MEET THE KEYNOTE: JACQUE COLE
Jacque Cole is an Assistant Professor in the Joint Department of Biomedical Engineering at North Carolina State University and the University of North Carolina-Chapel Hill, and she is the director of the Orthopaedic Mechanobiology Lab (OML). She received a Bachelor of Mechanical Engineering (B.M.E.) degree from Auburn University in 2001 and an M.S. and Ph.D. in Mechanical Engineering (with minors in Biomedical Engineering and Biometry) from Cornell University in 2004 and 2007, respectively. She then completed two postdoctoral fellowships at the University of Michigan in Chemistry (2007-2010) and Orthopaedic Surgery (2010-2013). In 2015, she received an NIH K12 award through the Northwestern University Program in Movement and Rehabilitation Sciences to study the physiological mechanisms of bone loss following stroke, and she recently received an NIH R21 to investigate the parallel development of bone and muscle impairments in the shoulder following neonatal nerve injury, a collaborative project with Dr. Kate Saul (NC State Mechanical & Aerospace Engineering). The overall goal of Dr. Cole’s research is to improve current therapeutic strategies for treating and preventing bone loss associated with aging, disease, and injury.

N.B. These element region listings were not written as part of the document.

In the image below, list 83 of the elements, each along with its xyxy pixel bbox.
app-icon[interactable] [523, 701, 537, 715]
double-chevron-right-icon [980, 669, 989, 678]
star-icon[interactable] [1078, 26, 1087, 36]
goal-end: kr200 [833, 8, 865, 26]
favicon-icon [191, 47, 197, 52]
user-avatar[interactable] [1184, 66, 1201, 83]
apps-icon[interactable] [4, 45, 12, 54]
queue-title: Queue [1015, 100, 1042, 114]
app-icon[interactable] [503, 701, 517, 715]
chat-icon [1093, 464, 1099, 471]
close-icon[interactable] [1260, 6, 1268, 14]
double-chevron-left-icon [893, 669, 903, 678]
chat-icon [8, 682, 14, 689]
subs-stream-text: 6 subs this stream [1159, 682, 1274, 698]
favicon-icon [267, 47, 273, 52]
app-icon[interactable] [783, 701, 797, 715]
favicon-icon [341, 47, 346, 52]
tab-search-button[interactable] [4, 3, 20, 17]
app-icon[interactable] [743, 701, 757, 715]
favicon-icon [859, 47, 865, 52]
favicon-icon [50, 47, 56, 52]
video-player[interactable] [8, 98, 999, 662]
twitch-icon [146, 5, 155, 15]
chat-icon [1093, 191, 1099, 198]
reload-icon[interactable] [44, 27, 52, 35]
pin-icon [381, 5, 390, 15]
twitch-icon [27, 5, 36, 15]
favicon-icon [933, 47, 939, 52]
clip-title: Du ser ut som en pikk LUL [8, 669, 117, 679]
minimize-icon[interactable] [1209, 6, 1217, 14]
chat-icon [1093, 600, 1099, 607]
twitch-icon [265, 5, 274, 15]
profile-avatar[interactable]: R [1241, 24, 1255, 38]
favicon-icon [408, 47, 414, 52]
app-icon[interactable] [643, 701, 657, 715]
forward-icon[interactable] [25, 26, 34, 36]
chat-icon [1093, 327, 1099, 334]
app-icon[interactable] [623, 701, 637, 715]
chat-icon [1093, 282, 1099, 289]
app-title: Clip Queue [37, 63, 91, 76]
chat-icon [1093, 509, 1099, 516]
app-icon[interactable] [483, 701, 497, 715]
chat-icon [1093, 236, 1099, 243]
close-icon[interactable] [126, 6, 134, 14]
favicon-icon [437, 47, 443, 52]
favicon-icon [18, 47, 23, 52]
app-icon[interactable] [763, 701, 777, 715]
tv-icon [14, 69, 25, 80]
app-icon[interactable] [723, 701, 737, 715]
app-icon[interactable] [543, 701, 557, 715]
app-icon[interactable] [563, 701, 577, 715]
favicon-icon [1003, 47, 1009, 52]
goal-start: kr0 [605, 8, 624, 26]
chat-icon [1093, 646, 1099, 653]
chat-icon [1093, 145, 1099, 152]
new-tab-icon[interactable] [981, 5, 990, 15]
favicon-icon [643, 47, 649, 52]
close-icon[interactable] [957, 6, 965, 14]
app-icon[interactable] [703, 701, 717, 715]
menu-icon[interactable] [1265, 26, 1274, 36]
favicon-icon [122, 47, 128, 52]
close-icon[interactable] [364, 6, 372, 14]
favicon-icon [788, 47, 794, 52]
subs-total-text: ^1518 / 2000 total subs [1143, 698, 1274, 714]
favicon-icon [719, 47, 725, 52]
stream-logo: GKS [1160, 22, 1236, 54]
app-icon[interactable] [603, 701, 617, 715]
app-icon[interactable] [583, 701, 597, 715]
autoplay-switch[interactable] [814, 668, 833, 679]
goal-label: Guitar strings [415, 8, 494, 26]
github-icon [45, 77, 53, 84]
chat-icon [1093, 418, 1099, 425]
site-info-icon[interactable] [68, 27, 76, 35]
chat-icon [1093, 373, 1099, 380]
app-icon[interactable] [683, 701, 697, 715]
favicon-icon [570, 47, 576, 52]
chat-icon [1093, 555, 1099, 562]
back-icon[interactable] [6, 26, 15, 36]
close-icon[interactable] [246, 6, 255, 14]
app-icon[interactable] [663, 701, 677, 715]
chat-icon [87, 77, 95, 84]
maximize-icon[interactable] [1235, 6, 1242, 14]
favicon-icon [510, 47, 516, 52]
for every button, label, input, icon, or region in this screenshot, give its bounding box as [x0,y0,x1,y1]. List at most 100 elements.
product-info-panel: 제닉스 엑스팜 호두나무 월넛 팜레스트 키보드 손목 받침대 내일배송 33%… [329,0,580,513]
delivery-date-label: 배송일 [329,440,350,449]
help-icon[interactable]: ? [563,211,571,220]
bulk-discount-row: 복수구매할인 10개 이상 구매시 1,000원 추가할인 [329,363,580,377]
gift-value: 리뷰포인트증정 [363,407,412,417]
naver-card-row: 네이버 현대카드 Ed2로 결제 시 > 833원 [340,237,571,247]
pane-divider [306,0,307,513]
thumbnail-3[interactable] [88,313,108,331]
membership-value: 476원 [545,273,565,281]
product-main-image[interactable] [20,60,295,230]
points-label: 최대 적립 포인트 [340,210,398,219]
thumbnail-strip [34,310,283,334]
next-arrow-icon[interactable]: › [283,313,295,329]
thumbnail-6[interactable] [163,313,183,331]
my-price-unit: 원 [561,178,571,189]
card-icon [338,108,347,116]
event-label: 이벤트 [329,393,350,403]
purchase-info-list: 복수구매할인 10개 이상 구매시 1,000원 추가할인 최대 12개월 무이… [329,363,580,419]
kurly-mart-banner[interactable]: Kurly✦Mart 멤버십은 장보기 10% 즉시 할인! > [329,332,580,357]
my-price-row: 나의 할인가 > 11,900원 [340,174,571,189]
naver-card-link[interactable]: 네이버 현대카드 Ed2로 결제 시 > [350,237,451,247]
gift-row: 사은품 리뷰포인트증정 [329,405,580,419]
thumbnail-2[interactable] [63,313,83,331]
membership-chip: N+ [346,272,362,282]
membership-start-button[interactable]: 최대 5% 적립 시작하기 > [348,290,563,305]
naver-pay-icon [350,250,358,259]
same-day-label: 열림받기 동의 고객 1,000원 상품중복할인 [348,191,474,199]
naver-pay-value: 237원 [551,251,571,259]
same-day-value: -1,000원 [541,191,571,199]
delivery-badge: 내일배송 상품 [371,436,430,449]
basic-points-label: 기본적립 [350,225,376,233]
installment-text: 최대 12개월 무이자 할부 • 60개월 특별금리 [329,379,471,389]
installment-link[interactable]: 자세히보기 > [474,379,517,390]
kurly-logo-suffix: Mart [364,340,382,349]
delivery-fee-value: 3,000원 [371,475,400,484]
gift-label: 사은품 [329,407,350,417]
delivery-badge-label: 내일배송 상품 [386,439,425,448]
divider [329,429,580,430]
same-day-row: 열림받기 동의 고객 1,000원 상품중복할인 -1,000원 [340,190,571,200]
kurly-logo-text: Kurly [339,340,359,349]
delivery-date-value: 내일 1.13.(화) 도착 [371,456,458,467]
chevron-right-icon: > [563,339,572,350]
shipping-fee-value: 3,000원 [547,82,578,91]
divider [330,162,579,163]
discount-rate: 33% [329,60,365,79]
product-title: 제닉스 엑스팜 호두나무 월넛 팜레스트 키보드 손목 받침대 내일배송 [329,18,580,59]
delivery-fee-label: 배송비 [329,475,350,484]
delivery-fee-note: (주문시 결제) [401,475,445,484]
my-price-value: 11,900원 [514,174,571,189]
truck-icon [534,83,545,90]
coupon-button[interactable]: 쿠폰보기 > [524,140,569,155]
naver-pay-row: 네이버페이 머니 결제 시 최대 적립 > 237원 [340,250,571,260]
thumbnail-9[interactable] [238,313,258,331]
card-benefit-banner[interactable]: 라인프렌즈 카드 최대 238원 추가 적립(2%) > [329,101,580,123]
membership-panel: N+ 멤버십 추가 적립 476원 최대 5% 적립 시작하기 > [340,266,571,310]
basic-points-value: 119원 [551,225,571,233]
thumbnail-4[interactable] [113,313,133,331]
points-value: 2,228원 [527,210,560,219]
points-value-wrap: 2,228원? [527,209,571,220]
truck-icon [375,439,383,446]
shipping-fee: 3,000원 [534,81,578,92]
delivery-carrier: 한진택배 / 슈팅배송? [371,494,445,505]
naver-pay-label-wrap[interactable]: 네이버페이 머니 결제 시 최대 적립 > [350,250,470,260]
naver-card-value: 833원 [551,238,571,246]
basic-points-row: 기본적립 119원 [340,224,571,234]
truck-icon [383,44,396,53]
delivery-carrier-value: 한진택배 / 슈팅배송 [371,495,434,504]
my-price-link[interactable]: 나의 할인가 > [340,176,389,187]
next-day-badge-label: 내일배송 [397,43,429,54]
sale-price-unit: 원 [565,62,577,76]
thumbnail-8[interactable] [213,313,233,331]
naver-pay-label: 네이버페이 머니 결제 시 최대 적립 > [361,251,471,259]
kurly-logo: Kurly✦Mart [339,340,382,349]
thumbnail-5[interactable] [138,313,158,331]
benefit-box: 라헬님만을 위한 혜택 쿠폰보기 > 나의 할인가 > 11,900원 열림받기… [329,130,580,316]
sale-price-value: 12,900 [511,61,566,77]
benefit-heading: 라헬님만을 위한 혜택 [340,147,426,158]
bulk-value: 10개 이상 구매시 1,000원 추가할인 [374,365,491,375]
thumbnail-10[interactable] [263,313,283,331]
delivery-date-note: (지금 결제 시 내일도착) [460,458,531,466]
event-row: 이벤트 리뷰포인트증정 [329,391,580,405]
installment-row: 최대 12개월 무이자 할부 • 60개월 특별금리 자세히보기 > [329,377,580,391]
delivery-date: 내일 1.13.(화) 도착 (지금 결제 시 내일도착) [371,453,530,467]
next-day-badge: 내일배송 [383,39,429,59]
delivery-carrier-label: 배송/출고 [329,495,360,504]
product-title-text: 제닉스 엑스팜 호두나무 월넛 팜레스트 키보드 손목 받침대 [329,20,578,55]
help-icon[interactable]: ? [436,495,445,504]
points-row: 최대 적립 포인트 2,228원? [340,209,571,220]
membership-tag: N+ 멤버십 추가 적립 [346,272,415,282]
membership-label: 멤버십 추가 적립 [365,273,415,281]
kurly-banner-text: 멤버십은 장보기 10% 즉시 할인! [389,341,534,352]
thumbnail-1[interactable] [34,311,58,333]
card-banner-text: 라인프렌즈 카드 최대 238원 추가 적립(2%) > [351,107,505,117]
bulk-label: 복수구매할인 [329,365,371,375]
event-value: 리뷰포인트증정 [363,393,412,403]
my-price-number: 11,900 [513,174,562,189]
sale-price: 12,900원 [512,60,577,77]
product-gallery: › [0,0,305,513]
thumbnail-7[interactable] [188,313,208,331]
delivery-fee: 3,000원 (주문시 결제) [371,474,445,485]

Vascular function is vital for bone health, yet it is often overlooked in skeletal research. Bone will not develop or heal without a functional vascular network, and a number of clinical conditions involve both vascular decline and bone loss, including aging, obesity, and stroke. However, exactly how the vasculature interacts with bone is not well understood, such as how particular aspects of bone are altered by changes in vascular signaling and blood flow. My lab perturbs vasculature systemically with established mouse models of obesity and stroke to determine the impact of vascular changes on bone metabolism and mechanics. We believe that osteovasculature is a novel therapeutic target for treating and preventing bone loss in several clinical contexts. Understanding more about the expression of various cytokines, particularly those involved in tissue crosstalk (e.g., bone-vasculature, muscle-bone, muscle-vasculature), will expand our understanding of the mechanisms involved in these processes and will be critical for developing drugs or physical therapies to mitigate bone loss with vascular-related conditions like obesity and stroke. Understanding how osteovasculature changes with obesity and stroke and how that impacts bone metabolism and mechanics, as well as the physiological mechanisms involved with exercise or exercise-like interventions, are critical first steps for developing new rehabilitation strategies that address the bone loss experienced with these conditions.